Desolate risposte a bulli e squilli.

Mario Pirani  la Repubblica, 26/2/2007

 

E' passata solo una settimana da quando, nell’ultima rubrica, parlavo dell’intreccio tra bullismo e uso perverso e invasivo dei cellulari nelle aule scolastiche, tornando a chiedere che se ne proibisca – per disposizione governativa o per legge – l’accesso nelle scuole. Ebbene, quasi ogni giorno, regolari come un bollettino meteo, le cronache hanno seguitato a riportare episodi del tipo: "Pestaggio e videochoc. In venti all’assalto di un tredicenne" (Repubblica, 21 us), mentre, desolato, il nostro Corrado Augias titola "Bullismo, povera scuola in cerca di eroi" l’ennesima lettera di denuncia (Repubblica, 23 us). Quanto a me ho seguitato a ricevere e-mail e messaggi.

Una amica, che insegna in un liceo scientifico di Roma con diecine d’anni di docenza, accorata sostiene: «I presidi non emetteranno mai una proibizione e se lo facessero troverebbero l’opposizione dei genitori e magari la sentenza di condanna di qualche magistrato, come è già avvenuto. Il consiglio di istituto potrebbe forse approvare un regolamento interno, tenendo conto, però, che in quella sede non solo vi è una rappresentanza degli studenti con diritto di voto ma la presidenza spetta sempre ad un genitore. E i genitori, al giorno d’oggi, sovente rifuggono dal contrastare i desideri dei figli. Non mancano inoltre insegnanti che in materia di telefonino in classe sono i primi a dare un cattivo esempio». Sembra concordare il prof. Armando Catalano, responsabile nazionale dei dirigenti scolastici Flc Cgil, che si rimette anche lui ad un ipotetico regolamento emesso dal consiglio di istituto, poiché «in quella sede genitori e studenti sono chiamati ad assumersi le loro responsabilità e possono venire allo scoperto i mammismi e i lassismi del mondo adulto nei confronti della nostra gioventù».

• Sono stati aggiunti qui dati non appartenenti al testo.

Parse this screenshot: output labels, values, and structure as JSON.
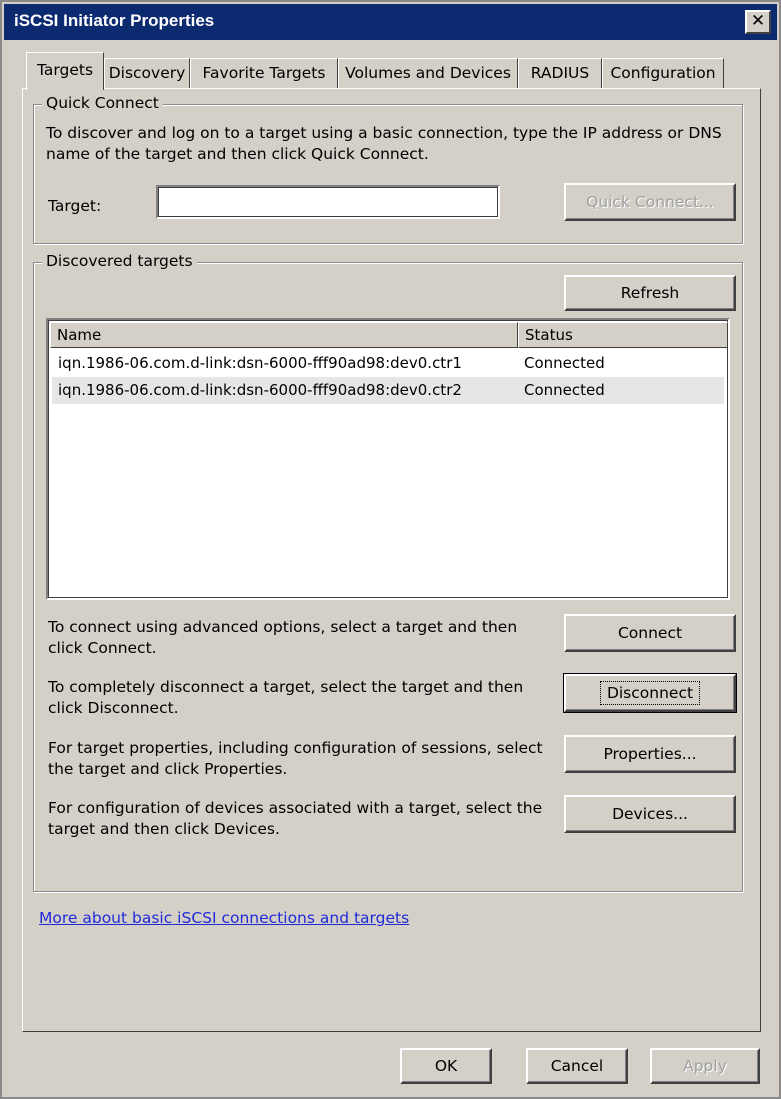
{
  "window": {
    "title": "iSCSI Initiator Properties",
    "close_glyph": "✕"
  },
  "tabs": [
    {
      "label": "Targets",
      "active": true
    },
    {
      "label": "Discovery"
    },
    {
      "label": "Favorite Targets"
    },
    {
      "label": "Volumes and Devices"
    },
    {
      "label": "RADIUS"
    },
    {
      "label": "Configuration"
    }
  ],
  "quick_connect": {
    "group_label": "Quick Connect",
    "description": "To discover and log on to a target using a basic connection, type the IP address or DNS name of the target and then click Quick Connect.",
    "target_label": "Target:",
    "target_value": "",
    "button_label": "Quick Connect..."
  },
  "discovered": {
    "group_label": "Discovered targets",
    "refresh_label": "Refresh",
    "columns": [
      "Name",
      "Status"
    ],
    "rows": [
      {
        "name": "iqn.1986-06.com.d-link:dsn-6000-fff90ad98:dev0.ctr1",
        "status": "Connected"
      },
      {
        "name": "iqn.1986-06.com.d-link:dsn-6000-fff90ad98:dev0.ctr2",
        "status": "Connected"
      }
    ],
    "connect_text": "To connect using advanced options, select a target and then click Connect.",
    "connect_label": "Connect",
    "disconnect_text": "To completely disconnect a target, select the target and then click Disconnect.",
    "disconnect_label": "Disconnect",
    "properties_text": "For target properties, including configuration of sessions, select the target and click Properties.",
    "properties_label": "Properties...",
    "devices_text": "For configuration of devices associated with a target, select the target and then click Devices.",
    "devices_label": "Devices..."
  },
  "link": "More about basic iSCSI connections and targets",
  "footer": {
    "ok": "OK",
    "cancel": "Cancel",
    "apply": "Apply"
  }
}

Bella soddisfazione, mi vien da concludere di fronte a una simile dichiarazione di resa, velata dalla sociologia. Ben comprensibile, del resto, dopo tante frustrazioni inferte agli insegnanti. Una ultima testimonianza – quasi un test di ordinaria disperazione – mi è offerta dalla professoressa Giovanna Giugni di Trento, giunta a chiedere provocatoriamente un risarcimento dei danni subiti: «In molte scuole, soprattutto istituti tecnici e professionale della nostra ricca Regione – afferma –gli insegnanti operano in condizioni di emergenza. Come definire altrimenti la paura che gli studenti estraggano taglierini e cacciaviti? O come valutare l’atteggiamento di ragazzi che rispondono all’appello voltando smaccatamente la schiena al docente, che lo apostrofano con epiteti quali "buffone" o "isterica" o "stressata, cambia lavoro"? Questi due ultimi esempi li traggo dalla mia personale esperienza, pluriventennale, di docente di diritto ed economia in vari istituti professionali del Trentino. Ed è stato proprio l’ennesimo, avvilente episodio di strafottente arroganza a spingermi a scrivere una lettera, pubblicata dalla stampa locale, con la quale chiedevo il risarcimento dei danni a carico degli assessorati all’istruzione o dei sovrintendenti scolastici. A loro, infatti, compete l’obbligo di assicurare condizioni di lavoro dignitose ed adeguate. Gli insegnanti, nell’immaginario collettivo, non dovrebbero avere una dignità professionale da difendere. Gli si chiede, peraltro, di sopportare il quotidiano impegno di un’educazione sempre più orfana di educatori, affidata spesso alla televisione più bieca da parte di famiglie stanche, impaurite dall’arroganza dei loro stessi figli, disgregate, imbelli. La società del permissivismo e del «vietato vietare» ha prodotto frutti malefici, che si ripercuotono (ed ancor più si ripercuoteranno) sul capo di giovani generazioni fragili, ignoranti, indifese ed incapaci di difendersi perché prive dell’abilità necessaria per decifrare un testo semplice, comprendere un comunicato, mostrare l’umiltà di apprendere e, persino, il decoro della persona. Tanti colleghi mi hanno appoggiata quando, dalle pagine dei quotidiani locali, ho chiesto di risarcire lo studio frustrato, la dignità calpestata, la mancanza di reali strumenti per allontanare dalla scuola chi ne turba l’andamento. Con i proventi si potrebbero aiutare i veramente capaci e meritevoli. Come vuole la Costituzione. Come vorrebbe il buonsenso dimenticato».

Molte anime belle troveranno disdicevole uno sfogo tanto amaro e debordante. Ma quali parole trovare per superare l’abisso tra questa realtà e le frasi immancabili nei programmi politici (da ultimo nei 12 punti di Prodi) che ribadiscono l’eterno «impegno forte per cultura, scuola, università»?